Members of the public will be able to file past the coffin 24 hours a day, with police and transport organisations preparing for an influx of people. The Times is predicting that up to 750,000 people may want to attend.

Another estimate, in the Sun, suggested queues could last up to 12 hours. Some barriers have already been put in place for the queue route, which will run east to west along the south of the Thames before passing over Lambeth Bridge and doubling back towards Parliament Square, although people cannot begin queueing yet.

The last person to lie in state in the UK was the Queen Mother. An estimated 200,000 people visited Westminster Hall to pay their respects before her funeral on 9 April 2002.

Hotels in London have reported an increase in bookings before the Queen lying in state and her funeral. Travelodge, which has nearly 80 hotels in the city, confirmed demand for rooms had gone up.

A spokesperson said: “As one of London’s largest hotel chains, we are seeing a surge in London bookings from all corners of the UK. Our teams across our 78 London-based Travelodge hotels are working around the clock and gearing up for a busy period in the lead up to the Queen’s state funeral.”

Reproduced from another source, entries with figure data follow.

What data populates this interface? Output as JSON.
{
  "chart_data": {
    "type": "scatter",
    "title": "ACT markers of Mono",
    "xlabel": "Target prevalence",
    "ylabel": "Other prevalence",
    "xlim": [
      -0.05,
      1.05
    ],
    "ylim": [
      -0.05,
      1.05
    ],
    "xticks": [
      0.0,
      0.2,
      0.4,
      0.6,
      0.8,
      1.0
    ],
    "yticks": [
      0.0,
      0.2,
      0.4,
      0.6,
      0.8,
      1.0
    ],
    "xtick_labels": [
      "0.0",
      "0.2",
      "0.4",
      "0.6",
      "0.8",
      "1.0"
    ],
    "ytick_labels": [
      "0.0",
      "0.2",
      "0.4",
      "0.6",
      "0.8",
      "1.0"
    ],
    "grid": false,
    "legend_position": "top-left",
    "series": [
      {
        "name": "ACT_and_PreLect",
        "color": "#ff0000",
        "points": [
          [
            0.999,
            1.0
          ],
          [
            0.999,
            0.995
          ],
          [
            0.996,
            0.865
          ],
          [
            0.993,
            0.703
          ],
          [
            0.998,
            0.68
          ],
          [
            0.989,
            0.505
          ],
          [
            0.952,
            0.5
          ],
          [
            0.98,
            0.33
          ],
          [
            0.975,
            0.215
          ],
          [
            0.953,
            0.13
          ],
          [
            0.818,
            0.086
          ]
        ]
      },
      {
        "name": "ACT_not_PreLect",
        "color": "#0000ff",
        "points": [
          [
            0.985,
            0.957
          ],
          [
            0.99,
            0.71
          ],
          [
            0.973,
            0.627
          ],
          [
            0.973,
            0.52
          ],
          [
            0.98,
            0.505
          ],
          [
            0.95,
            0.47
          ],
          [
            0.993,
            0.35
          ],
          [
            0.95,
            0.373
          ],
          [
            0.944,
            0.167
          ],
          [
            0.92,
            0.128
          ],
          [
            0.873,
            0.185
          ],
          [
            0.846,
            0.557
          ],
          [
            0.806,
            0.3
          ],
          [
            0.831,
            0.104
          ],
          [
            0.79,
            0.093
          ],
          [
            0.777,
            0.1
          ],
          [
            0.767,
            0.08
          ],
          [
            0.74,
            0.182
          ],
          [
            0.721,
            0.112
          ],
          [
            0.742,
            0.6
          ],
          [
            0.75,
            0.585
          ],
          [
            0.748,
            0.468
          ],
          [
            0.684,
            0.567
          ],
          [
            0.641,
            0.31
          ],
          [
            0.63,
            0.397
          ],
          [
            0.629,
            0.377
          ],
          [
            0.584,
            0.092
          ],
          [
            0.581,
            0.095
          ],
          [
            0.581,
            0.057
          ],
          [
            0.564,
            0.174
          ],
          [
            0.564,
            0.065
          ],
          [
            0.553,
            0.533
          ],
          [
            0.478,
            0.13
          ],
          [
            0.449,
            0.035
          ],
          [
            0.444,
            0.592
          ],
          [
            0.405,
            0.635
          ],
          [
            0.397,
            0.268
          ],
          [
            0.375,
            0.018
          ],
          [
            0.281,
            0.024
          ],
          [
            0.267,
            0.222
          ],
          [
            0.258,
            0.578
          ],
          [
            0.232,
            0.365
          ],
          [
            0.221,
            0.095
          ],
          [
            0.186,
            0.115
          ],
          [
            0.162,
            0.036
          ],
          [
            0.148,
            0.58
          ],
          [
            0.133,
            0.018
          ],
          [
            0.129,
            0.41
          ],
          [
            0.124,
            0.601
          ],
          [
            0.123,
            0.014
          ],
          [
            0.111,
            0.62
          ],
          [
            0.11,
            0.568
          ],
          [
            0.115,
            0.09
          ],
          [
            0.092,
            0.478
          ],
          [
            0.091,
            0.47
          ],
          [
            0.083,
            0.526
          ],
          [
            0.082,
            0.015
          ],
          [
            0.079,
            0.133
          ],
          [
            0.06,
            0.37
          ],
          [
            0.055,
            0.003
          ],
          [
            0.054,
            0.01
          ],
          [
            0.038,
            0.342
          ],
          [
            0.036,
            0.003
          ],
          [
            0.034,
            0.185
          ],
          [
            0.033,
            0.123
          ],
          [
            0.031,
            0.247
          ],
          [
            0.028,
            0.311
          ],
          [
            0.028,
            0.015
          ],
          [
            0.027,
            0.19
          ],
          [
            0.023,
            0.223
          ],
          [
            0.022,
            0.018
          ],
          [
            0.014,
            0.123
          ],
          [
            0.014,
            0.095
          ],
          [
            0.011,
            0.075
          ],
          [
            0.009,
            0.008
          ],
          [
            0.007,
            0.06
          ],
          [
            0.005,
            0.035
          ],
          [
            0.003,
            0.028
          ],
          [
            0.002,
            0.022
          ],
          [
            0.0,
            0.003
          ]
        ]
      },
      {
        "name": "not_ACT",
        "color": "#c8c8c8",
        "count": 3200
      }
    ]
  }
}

The Rail Delivery Group, which represents train operators, and Transport for London, have warned of potentially busy public transport services, and possible congestion on the roads, urging people to factor in enough time for journeys.

Andy Byford, London’s transport commissioner, told the BBC: “We are working with our partners to keep our city moving smoothly and to ensure that everyone who is planning to attend the memorial events can do so safely.”

Security staff attending the queue route to Westminster Hall for the Queen’s lying in state said crowds were expected to swell before Wednesday afternoon.

They told the Press Association news agency that the queue was likely to extend for miles, all the way along the south side of the River Thames to Tower Bridge. People will not be allowed to camp and will be given numbered wristbands to indicate their place in the queue so they can leave and come back, it is understood.

Once at Westminster Hall, the closed coffin will be placed on a raised platform, covered in the royal standard with the orb and sceptre, the most significant symbols of monarchy, placed on top.

Official guidance for the process tells would-be queuers that the line will move continuously, with few chances to rest. People are advised to “dress appropriately for the occasion”, and to remain silent inside the parliamentary estate.

Those entering will face security checks, with only one small bag per person allowed. Flowers, candles and other tributes will not be allowed, nor will folding chairs or camping equipment.

The coffin will be guarded by units from the Sovereign’s Bodyguard, the Household Division, and Yeoman Warders from the Tower of London.

On Monday, the Queen’s body will be taken from the Palace of Holyroodhouse in Edinburgh to nearby St Giles’ Cathedral, in a family procession led by the new King.

At the cathedral, there will be a thanksgiving service for her life, attended by royals as well as other mourners.

Cammy Day, the leader of Edinburgh council, told BBC Radio Scotland’s Good Morning Scotland that the city was preparing for large crowds.

He said: “We’re expecting tens of thousands of people to be up and down the high street as her majesty comes up to St Giles’ and then onwards from there tomorrow. Our advice to people is to get to the city centre as quickly and early as you can, use public transport because the city has diversions or road closures.”